Attentats de Paris : après l’effroi, la musique

Comment exprimer l’effroi ? Près de quinze jours après les dramatiques événements survenus à Charlie Hebdo et Porte de Vincennes, les hommages musicaux se poursuivent au CNSM de Paris et à l'Opéra national de Paris.

Attentats de Paris : après l’effroi, la musique
Stéphane Lissner et le choeur de l'Opéra national de Paris, lors de l'hommage rendu aux victimes des attentats de Paris.

D’abord, il y eut l’hommage spontané : jeudi 8 janvier 2015, au lendemain de l’attentat contre Charlie Hebdo, 150 musiciens se réunissaient à Trafalgar Square pour jouer l’Adagio de Samuel Barber. Certains sont musiciens amateurs, d’autres solistes professionnels : tous exprimaient un peu de leur tristesse.
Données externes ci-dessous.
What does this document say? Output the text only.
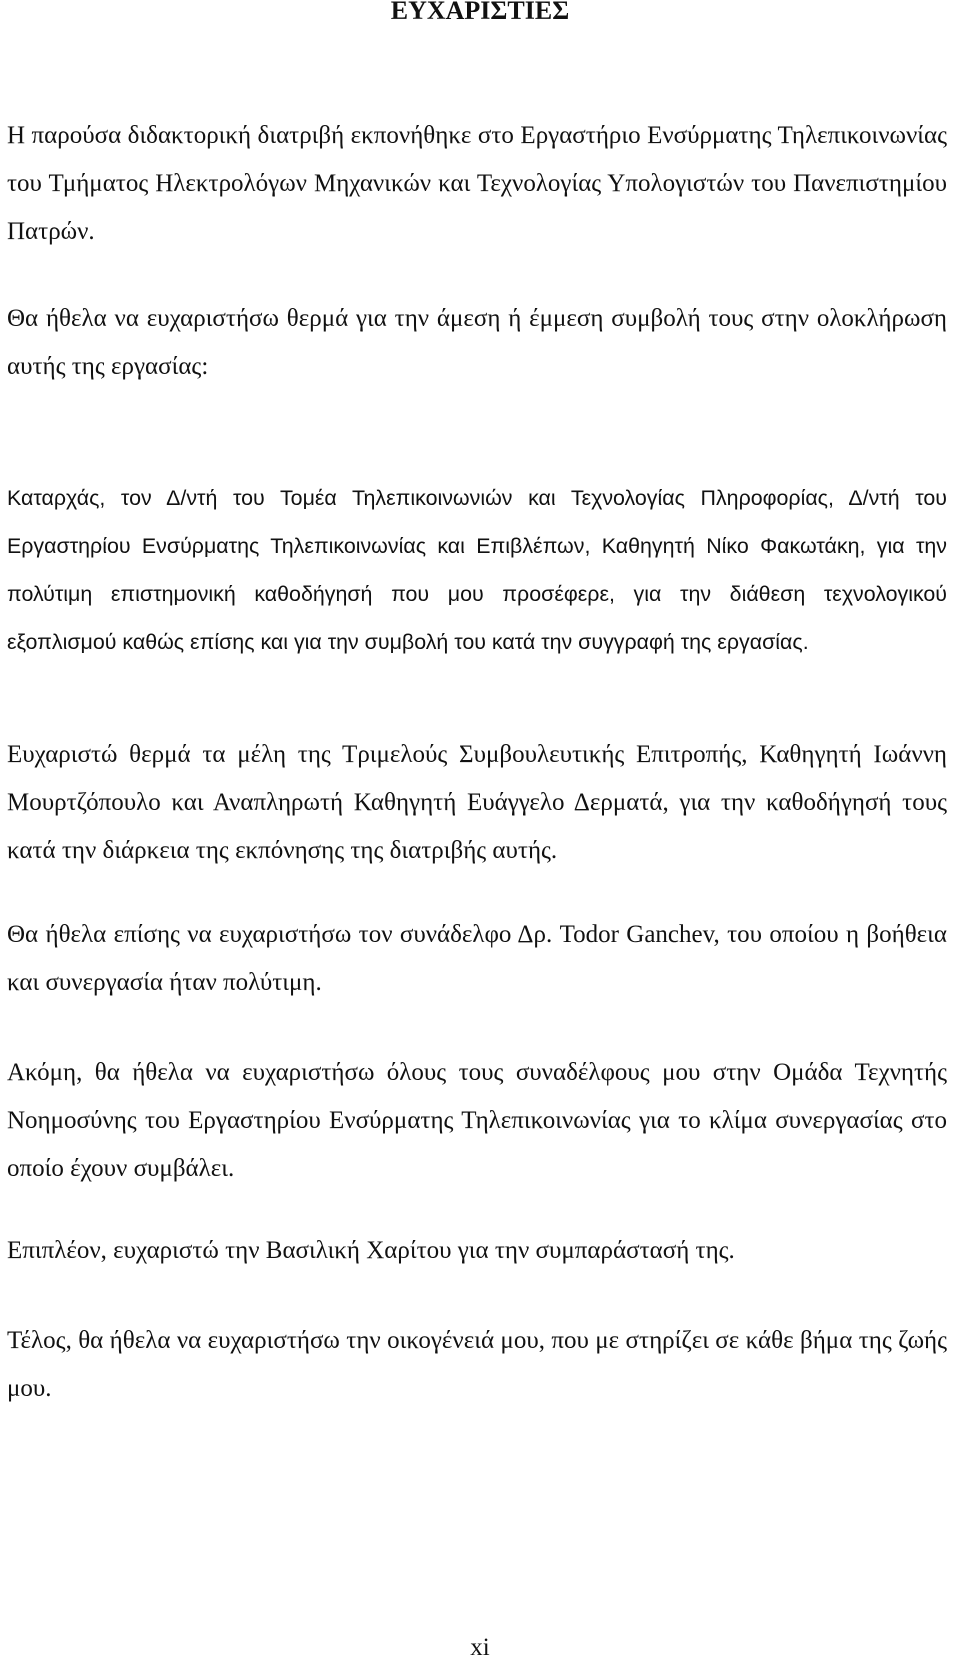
ΕΥΧΑΡΙΣΤΙΕΣ

Η παρούσα διδακτορική διατριβή εκπονήθηκε στο Εργαστήριο Ενσύρματης Τηλεπικοινωνίας του Τμήματος Ηλεκτρολόγων Μηχανικών και Τεχνολογίας Υπολογιστών του Πανεπιστημίου Πατρών.

Θα ήθελα να ευχαριστήσω θερμά για την άμεση ή έμμεση συμβολή τους στην ολοκλήρωση αυτής της εργασίας:

Καταρχάς, τον Δ/ντή του Τομέα Τηλεπικοινωνιών και Τεχνολογίας Πληροφορίας, Δ/ντή του Εργαστηρίου Ενσύρματης Τηλεπικοινωνίας και Επιβλέπων, Καθηγητή Νίκο Φακωτάκη, για την πολύτιμη επιστημονική καθοδήγησή που μου προσέφερε, για την διάθεση τεχνολογικού εξοπλισμού καθώς επίσης και για την συμβολή του κατά την συγγραφή της εργασίας.

Ευχαριστώ θερμά τα μέλη της Τριμελούς Συμβουλευτικής Επιτροπής, Καθηγητή Ιωάννη Μουρτζόπουλο και Αναπληρωτή Καθηγητή Ευάγγελο Δερματά, για την καθοδήγησή τους κατά την διάρκεια της εκπόνησης της διατριβής αυτής.

Θα ήθελα επίσης να ευχαριστήσω τον συνάδελφο Δρ. Todor Ganchev, του οποίου η βοήθεια και συνεργασία ήταν πολύτιμη.

Ακόμη, θα ήθελα να ευχαριστήσω όλους τους συναδέλφους μου στην Ομάδα Τεχνητής Νοημοσύνης του Εργαστηρίου Ενσύρματης Τηλεπικοινωνίας για το κλίμα συνεργασίας στο οποίο έχουν συμβάλει.

Επιπλέον, ευχαριστώ την Βασιλική Χαρίτου για την συμπαράστασή της.

Τέλος, θα ήθελα να ευχαριστήσω την οικογένειά μου, που με στηρίζει σε κάθε βήμα της ζωής μου.

xi
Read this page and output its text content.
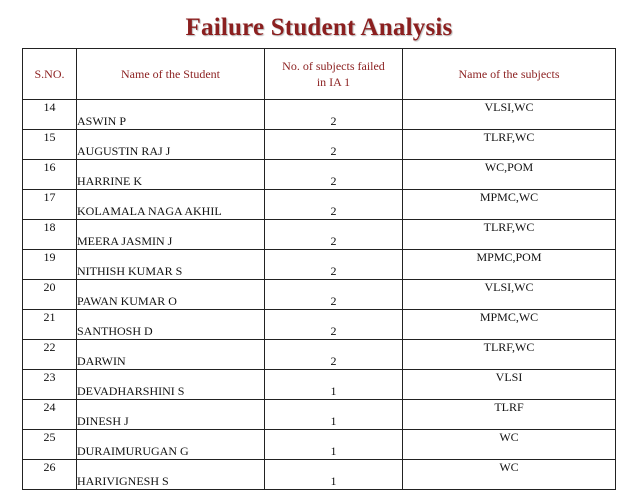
Failure Student Analysis
S.NO.	Name of the Student	No. of subjects failed in IA 1	Name of the subjects
14	ASWIN P	2	VLSI,WC
15	AUGUSTIN RAJ J	2	TLRF,WC
16	HARRINE K	2	WC,POM
17	KOLAMALA NAGA AKHIL	2	MPMC,WC
18	MEERA JASMIN J	2	TLRF,WC
19	NITHISH KUMAR S	2	MPMC,POM
20	PAWAN KUMAR O	2	VLSI,WC
21	SANTHOSH D	2	MPMC,WC
22	DARWIN	2	TLRF,WC
23	DEVADHARSHINI S	1	VLSI
24	DINESH J	1	TLRF
25	DURAIMURUGAN G	1	WC
26	HARIVIGNESH S	1	WC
Le même jour, l’Orchestre philharmonique de Radio France faisait suivre la minute de silence observée par toutes les antennes de Radio France par l’Allegretto de la 7ème symphonie de Beethoven, sous la direction de Daniel Harding.

www.francemusique.fr A l’antenne de France Musique, Lionel Esparza modifie son magazine : comment évoquer le drame ? Il programme le Libera me du Requiem de Gustave Fauré, le lied Ich bin der welt abhanden gekommen (« Je me suis perdu dans le monde ») de Gustav Mahler, l’andante du Quintette en fa mineur de Brahms…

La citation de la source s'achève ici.